Cocoa Declines on Signs of Ebbing Asian Demand; Sugar Advances

Cocoa dropped for the first time in three sessions on signs of weaker demand after bean processing declined last quarter in Malaysia, the largest grinder in Asia. Sugar, cotton and coffee gained, while orange-juice fell.

Cocoa grind fell 3.1 percent to 71,150 metric tons from a year earlier, the Malaysian Cocoa Board said today. Processing fell for a third straight quarter.

“Lower Malaysian grinding is contributing to the negative” sentiment, John Caruso, a senior commodities broker at RJO Futures in Chicago, wrote in an e-mail today.

Cocoa for December delivery slid 1.2 percent to settle at $2,713 a ton at 12:14 p.m. on ICE Futures U.S. in New York, after rallying 5.2 percent last week.

Cocoa’s 14-day relative strength index was at 70.2 on Oct. 11. A level above 70 is seen by some traders and analysts as a sign a security is overbought and poised for a decline.

Raw-sugar futures for March delivery added 0.6 percent to 19.05 cents a pound on ICE. Earlier, prices reached 19.11 cents, the highest since March 15.

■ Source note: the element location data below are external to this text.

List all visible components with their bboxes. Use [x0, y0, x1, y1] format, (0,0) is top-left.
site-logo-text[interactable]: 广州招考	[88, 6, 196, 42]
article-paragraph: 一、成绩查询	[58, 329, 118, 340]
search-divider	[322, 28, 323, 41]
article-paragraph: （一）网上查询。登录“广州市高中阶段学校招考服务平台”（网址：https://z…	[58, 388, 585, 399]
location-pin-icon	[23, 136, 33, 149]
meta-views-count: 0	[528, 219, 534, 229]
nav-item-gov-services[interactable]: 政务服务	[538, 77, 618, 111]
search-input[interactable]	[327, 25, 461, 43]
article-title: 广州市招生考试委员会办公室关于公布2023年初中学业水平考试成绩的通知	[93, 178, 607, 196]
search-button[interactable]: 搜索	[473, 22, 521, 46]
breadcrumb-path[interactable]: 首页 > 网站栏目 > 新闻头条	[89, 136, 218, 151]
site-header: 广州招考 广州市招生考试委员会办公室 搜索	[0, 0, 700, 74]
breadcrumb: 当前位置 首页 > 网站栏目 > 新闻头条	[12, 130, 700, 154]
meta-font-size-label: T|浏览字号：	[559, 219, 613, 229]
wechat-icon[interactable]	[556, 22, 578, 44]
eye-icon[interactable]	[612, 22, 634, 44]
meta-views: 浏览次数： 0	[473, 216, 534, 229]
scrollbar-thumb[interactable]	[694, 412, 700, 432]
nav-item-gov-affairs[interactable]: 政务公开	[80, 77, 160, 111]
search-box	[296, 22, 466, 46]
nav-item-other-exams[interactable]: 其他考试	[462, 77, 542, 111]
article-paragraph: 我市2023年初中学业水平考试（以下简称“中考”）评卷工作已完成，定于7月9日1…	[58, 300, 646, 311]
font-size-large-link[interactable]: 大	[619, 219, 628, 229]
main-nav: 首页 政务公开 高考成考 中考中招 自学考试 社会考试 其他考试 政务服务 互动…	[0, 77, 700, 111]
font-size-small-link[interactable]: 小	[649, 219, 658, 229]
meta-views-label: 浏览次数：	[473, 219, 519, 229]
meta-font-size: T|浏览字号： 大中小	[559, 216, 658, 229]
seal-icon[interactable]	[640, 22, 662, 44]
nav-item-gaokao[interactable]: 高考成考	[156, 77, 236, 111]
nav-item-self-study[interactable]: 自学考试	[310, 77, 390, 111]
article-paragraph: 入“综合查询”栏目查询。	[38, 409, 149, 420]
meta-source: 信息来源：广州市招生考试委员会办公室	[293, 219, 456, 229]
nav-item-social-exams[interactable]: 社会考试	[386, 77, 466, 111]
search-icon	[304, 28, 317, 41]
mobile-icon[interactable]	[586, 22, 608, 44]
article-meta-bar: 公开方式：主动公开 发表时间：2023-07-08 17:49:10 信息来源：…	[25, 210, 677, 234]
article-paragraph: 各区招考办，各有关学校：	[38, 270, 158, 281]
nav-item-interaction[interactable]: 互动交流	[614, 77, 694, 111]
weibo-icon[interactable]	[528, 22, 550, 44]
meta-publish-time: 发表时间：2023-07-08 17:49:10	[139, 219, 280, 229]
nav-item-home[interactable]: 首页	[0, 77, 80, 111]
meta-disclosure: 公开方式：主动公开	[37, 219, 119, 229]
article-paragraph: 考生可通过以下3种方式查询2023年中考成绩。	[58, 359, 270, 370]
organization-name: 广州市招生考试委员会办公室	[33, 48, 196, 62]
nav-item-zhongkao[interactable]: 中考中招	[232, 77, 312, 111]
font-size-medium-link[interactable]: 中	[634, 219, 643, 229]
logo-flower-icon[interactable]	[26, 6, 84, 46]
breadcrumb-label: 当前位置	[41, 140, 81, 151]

The main growing region in Brazil, the largest producer, will get more than 50 millimeters (2 inches) of moisture this week, with rains on Oct. 17 heavy enough to halt the harvest, Celso Oliveira, a Somar meteorologist, said today in a telephone interview from Sao Paulo.

“Near-term action may continue to be influenced by rain forecasts in Brazil,” James Cassidy, the head of the sugar-trading desk at Newedge Group in New York, wrote in an e-mail today.

Cotton futures for December delivery gained 0.3 percent to 83.61 cents a pound in New York, while arabica-coffee futures for December delivery rose 0.3 percent to $1.17 a pound. Orange-juice futures for November delivery fell 0.4 percent to $1.259 a pound.